Oyster Upgrades Online E-Book Services

Amazon is faced with new competition as Oyster, a fledgling online service in comparison, is upgrading their e-book subscriptions for their customers. On Wednesday, Oyster bid farewell to their prior business tactics of lending out books to their subscribers for $9.95 per month. Now, they are beginning to sell books as individual items with the intention of drawing in more business.

With the e-book market growing bigger over the past year, and publishers establishing values evenly among online sellers like Amazon and Oyster, Oyster feels this is a promising time to change their market strategy. With prices the same all across the market, the edge goes to those whose services are the most user-friendly, among other things.

Eric Stromberg, Oyster’s CEO, said that discovery and design are also things that add to one’s business successes. He mentioned that prices will not be as big of an issue since e-book prices range from $9.99 to $14.99. The same goes for Amazon, Apple, and other e-book providers.

Putting Apple aside, Amazon is a prime contender for Oyster. The massive online conglomerate is approximated to hold more than 50 percent of the American digital book market, and that percentage grows on a global scale. Also apart of the equation is the ease of access in which subscribers can get to their purchases. Apple has their iPad and Amazon their Kindle. Without a device of their own, breaking down more doors into the market will be much harder to achieve.

As it stands, Oyster only has one option, for their app to be used by their users with smartphones and tablets, for more easily accessible books. However, the biggest smartphone and tablet distributors are their major competitors. Oyster’s early success of getting three of the largest publishers in the nation to support them has waned in recent months. While they’re granted with 1 million plus books, the publishers wait months at a time to bestow Oyster with newer titles.
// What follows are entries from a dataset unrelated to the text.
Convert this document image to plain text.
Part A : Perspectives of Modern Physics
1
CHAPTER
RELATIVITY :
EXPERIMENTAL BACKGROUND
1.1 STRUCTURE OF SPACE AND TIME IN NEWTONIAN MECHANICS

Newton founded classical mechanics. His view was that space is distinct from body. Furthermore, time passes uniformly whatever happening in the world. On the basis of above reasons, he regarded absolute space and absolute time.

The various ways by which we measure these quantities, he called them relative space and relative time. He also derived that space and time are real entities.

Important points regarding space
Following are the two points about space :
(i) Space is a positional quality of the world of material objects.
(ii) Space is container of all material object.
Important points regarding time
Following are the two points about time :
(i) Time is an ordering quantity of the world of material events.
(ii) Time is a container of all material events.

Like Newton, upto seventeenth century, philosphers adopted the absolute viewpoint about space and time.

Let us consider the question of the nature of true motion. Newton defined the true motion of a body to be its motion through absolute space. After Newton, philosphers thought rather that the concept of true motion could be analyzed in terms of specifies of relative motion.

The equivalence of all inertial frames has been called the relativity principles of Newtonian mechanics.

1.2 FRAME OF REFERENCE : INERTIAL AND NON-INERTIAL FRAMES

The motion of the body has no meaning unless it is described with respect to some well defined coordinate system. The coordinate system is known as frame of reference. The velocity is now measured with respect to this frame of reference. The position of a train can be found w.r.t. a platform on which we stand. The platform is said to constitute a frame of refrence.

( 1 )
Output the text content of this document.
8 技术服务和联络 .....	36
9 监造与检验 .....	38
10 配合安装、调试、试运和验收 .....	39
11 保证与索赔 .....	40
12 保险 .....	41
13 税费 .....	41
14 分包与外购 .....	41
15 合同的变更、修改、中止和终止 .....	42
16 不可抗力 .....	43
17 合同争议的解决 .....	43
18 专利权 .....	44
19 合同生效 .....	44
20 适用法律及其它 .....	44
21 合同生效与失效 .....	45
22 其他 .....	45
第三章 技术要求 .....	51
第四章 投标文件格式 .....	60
The biggest chance that Oyster has is that they are not as widespread with their services as Amazon. Amazon caters to music, movies, television, books, etc. The trouble with that decision is that other services, such as Spotify (music) and Hulu and Netflix (for movies and television), are garnering more subscribers from Amazon. The Kindle Unlimited service, which launched in 2014, is the company’s way of securing e-book readers. However, the Kindle Unlimited has received scorn from some of the publishers that supply it with titles.

The CEO of Penguin Random House, Tom Weldon, thinks that readers do not have a read-all-I-can mentality. He says that one might listen to 10,ooo songs or watch just as many movies, but no one will read as many books. Arnaud Nourry, the CEO of Hachette, practically called such a subscription service a flawed endeavor, stating how there are so few people who read more than two books a month.

Going off of the word of those two publishers, Oyster has a greater chance to upgrade and expand their e-book services, especially since they were able to secure more agreements with a larger portion of the online book industry. When their e-book store opens, they will offer the same prices they have now, which may help them to combat Amazon in the future.